Mallon also had few complaints. She missed 11 greens on a course with narrow fairways that winds through pine trees and wetlands. But thanks to her trusty wedge, Mallon holed a couple of long chips for birdies and was tied for the lead.
"Obviously, it worked out really well," she said. "I hit it in the right places and didn't make any bad mistakes, which you can do on this course if you don't hit it well."
Karrie Webb and Juli Inkster can vouch for that.
Webb, who needs a victory to become the first player in LPGA history to crack the $2 million barrier, struggled with her short game and had a 40 after nine holes. She wound up with a 75, going 2 under over the final four holes to avoid her worst round of the year.
Inkster is four days away from her induction into the LPGA Hall of Fame, and this isn't how she wanted her week of celebration to begin. She got spooked by missing a couple of short putts early and wound up with a 78.
Sweden's Annika Sorenstam had a bogey-free 68 and was one off the lead, tied with Leta Lindley and Dottie Pepper.
"I can't wait for January to get here," said Pepper, who is finally free of back and wrist injuries that have plagued her throughout the season. "This week is a finality for a lot of people, but I'm just getting going again. I'm going to play hard."
Nineteen of the 30 players had par or better on a course being used in tournament play for the first time.
The Arch Championship was supposed to be in Las Vegas until the Desert Inn began to lose its staff and the LPGA decided to move the event to its headquarters. Instead of the wide-open Champions Course, which held the Titleholders for five years, it went across the road to the more treacherous Legends Course.
It was a nightmare for Webb, the most dominant player in women's golf who was a picture of frustration throughout most of a breezy, warm afternoon. Trying to cap off her sensational season in style, she was well off the mark with several short irons and looked uncomfortable around the greens.
Mallon played in the group ahead of Webb, and noticed the 25-year-old Australian bombing her drives some 25 yards past Sorenstam on the final two holes.

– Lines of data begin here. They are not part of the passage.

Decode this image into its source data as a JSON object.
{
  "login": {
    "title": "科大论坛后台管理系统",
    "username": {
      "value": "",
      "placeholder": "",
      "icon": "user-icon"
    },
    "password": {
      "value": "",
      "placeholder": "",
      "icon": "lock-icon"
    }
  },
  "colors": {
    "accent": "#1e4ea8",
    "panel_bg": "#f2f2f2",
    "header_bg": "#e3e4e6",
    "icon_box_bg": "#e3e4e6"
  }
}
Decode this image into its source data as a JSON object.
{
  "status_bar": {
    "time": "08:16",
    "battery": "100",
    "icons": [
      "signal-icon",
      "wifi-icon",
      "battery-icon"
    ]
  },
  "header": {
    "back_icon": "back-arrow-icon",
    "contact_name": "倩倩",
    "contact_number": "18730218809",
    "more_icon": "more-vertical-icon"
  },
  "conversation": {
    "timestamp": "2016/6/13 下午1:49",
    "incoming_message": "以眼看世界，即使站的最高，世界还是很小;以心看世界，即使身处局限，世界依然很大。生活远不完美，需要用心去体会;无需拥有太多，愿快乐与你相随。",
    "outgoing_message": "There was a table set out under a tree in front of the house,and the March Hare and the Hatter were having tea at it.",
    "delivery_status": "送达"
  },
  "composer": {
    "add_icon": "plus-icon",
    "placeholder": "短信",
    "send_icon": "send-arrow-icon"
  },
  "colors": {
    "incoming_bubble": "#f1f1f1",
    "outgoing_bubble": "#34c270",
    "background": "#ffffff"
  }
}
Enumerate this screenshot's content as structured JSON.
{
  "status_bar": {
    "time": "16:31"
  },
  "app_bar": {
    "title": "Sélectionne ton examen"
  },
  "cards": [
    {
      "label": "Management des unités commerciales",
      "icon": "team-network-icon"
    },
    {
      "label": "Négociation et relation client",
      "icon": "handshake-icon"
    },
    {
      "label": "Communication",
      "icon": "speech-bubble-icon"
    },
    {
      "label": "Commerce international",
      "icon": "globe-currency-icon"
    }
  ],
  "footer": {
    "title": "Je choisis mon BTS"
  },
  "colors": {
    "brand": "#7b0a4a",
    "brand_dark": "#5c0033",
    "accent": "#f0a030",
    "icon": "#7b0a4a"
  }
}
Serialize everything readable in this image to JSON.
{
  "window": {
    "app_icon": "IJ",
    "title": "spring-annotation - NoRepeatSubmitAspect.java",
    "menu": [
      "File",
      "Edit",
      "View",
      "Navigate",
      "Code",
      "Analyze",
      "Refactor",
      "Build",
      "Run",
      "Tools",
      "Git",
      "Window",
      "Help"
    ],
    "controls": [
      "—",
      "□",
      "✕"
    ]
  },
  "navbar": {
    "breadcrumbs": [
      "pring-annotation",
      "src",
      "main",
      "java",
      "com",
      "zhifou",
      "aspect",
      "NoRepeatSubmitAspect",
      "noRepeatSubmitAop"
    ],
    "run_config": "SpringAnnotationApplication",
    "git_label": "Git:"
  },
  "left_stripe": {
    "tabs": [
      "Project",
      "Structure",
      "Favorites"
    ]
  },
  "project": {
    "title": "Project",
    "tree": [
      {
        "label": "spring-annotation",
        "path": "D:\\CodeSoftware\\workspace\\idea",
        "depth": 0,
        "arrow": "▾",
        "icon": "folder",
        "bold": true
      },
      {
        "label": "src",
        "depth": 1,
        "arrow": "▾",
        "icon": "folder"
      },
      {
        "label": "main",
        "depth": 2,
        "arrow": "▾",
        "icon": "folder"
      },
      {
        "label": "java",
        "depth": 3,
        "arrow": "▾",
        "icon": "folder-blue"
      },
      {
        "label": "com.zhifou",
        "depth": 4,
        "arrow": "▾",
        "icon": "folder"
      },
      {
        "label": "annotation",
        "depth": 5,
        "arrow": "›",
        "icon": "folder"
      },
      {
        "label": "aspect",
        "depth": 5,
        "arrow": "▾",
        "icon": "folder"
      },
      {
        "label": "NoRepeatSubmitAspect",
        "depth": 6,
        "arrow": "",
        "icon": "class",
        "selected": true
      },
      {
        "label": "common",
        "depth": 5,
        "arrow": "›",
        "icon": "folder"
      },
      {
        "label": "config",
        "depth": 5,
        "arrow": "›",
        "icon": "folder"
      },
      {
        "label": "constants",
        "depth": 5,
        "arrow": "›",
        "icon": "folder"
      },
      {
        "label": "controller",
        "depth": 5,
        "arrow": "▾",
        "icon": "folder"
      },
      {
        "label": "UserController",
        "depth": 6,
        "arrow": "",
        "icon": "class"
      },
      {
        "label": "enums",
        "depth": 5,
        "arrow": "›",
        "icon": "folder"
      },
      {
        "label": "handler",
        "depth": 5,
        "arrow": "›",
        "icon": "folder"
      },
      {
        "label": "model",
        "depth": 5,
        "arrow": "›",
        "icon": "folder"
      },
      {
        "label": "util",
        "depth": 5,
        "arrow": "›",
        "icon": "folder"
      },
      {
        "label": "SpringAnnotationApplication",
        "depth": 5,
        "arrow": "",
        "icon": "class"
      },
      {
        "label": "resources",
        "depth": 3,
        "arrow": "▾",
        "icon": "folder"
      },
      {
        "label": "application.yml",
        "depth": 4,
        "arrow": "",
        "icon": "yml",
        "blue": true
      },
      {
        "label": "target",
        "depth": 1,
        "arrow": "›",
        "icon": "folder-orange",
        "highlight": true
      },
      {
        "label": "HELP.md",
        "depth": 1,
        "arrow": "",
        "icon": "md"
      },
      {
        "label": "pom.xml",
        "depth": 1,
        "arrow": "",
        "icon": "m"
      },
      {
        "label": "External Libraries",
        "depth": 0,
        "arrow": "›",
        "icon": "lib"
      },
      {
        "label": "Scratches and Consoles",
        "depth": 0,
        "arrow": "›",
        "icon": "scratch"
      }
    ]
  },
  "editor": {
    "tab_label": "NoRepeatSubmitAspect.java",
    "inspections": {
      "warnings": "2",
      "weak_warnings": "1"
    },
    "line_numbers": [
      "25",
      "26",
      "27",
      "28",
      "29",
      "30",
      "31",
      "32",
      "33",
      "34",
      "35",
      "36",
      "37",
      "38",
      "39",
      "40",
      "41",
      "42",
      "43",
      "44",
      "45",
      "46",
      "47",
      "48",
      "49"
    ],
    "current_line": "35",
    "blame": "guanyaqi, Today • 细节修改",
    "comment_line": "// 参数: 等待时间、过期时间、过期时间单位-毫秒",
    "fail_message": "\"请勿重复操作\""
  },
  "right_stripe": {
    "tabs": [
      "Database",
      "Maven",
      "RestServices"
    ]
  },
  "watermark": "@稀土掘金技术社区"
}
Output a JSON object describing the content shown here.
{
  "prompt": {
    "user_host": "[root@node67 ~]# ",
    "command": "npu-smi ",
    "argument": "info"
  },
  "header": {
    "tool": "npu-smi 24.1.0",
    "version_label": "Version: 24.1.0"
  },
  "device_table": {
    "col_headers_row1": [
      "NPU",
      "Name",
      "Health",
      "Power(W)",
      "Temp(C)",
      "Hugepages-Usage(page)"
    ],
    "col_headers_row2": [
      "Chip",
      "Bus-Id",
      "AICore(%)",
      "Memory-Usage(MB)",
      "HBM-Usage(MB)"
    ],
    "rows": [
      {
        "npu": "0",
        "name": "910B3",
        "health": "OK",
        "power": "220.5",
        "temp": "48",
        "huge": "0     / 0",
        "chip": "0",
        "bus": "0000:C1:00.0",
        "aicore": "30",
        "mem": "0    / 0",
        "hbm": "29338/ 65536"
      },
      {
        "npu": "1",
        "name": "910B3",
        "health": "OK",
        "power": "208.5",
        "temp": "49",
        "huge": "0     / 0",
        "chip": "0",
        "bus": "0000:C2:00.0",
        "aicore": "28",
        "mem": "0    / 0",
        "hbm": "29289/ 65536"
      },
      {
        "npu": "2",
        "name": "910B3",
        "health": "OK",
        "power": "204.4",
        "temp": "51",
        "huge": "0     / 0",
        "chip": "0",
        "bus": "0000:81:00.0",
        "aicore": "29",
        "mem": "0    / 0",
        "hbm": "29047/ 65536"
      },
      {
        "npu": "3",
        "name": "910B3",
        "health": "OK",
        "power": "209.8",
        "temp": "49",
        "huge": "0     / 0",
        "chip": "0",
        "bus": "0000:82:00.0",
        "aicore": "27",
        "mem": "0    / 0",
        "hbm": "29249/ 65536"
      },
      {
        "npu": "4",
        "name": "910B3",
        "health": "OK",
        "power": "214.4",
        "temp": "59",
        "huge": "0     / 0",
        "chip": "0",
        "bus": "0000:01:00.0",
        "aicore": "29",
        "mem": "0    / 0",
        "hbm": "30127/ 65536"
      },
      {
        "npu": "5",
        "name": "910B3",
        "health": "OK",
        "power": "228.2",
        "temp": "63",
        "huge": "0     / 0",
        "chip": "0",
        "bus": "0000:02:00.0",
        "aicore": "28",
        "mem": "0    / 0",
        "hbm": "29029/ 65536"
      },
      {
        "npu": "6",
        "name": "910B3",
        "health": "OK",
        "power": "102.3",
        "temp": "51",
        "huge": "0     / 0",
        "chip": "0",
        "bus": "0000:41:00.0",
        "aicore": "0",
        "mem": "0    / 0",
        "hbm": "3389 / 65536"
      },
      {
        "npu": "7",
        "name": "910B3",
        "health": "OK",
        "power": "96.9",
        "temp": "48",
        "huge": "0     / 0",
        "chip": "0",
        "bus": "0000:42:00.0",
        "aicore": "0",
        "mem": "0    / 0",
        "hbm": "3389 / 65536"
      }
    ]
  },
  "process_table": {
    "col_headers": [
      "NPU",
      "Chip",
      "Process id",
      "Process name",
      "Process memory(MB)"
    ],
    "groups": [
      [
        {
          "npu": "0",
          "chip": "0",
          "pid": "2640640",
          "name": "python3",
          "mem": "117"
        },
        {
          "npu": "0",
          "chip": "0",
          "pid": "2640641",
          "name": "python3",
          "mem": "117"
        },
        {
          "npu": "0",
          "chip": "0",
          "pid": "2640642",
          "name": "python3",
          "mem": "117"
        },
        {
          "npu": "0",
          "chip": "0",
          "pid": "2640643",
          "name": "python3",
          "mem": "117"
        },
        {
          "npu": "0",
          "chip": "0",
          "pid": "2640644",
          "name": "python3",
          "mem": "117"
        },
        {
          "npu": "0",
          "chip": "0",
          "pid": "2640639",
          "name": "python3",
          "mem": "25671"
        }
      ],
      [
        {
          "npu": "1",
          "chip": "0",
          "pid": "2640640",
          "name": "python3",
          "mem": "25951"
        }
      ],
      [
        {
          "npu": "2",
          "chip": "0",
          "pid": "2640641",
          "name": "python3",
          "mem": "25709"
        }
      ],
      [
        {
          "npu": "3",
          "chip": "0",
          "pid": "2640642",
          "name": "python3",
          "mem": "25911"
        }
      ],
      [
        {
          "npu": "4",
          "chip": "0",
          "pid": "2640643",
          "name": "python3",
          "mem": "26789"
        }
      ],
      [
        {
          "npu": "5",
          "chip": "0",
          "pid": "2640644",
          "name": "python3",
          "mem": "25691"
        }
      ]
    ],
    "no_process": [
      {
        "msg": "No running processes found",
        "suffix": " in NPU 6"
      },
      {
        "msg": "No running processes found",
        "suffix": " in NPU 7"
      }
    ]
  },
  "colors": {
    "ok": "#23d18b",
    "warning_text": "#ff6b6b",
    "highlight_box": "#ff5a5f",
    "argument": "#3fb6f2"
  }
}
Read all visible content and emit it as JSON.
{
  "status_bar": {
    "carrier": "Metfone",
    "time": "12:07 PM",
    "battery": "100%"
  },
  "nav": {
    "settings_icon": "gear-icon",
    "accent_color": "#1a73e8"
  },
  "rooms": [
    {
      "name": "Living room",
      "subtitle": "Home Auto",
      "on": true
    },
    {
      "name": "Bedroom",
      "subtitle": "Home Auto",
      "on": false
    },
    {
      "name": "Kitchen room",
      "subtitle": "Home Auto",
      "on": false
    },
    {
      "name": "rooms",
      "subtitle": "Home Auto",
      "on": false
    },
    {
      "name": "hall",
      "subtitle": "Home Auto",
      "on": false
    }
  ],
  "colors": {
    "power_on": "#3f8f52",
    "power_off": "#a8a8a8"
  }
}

"The thing with Karrie is ... when she gets mad, she plays so good," Mallon said. "Tomorrow, I don't expect anything less than a 66 or a 65 from here."
Kane expects nothing less than a victory.
For nearly four years on the LPGA Tour, she carried a huge burden of playing well enough to win but watching someone else cash the first-place check. That finally changed when she was inspired by comments about winning from former New York Rangers star Mark Messier.
"It's all about attitude," she said.
For the Canadians, it's all about hockey.
Just last week, Mike Weir got fired up watching Canada win the Deutschland Cup and took that fighting spirit onto the course at Valderrama to win the World Golf Championship.
Kane had more than confidence on her side. Having bought a Florida home nearby in Titusville, she often comes to LPGA headquarters for practice and is well acquainted with the Legends Course.
Keeping her patience throughout the day, she burst into the lead with four straight birdies, including a chip from about 20 feet on the par-3 15th.
"There's still a long way to the finish line," Kane said. "But I'm definitely ahead of the game."
While Webb is going for $2 million, Kane needs a victory to become the fourth woman this year to earn over $1 million. Now that she know what it takes to win, the finish line looks a lot closer than it used to.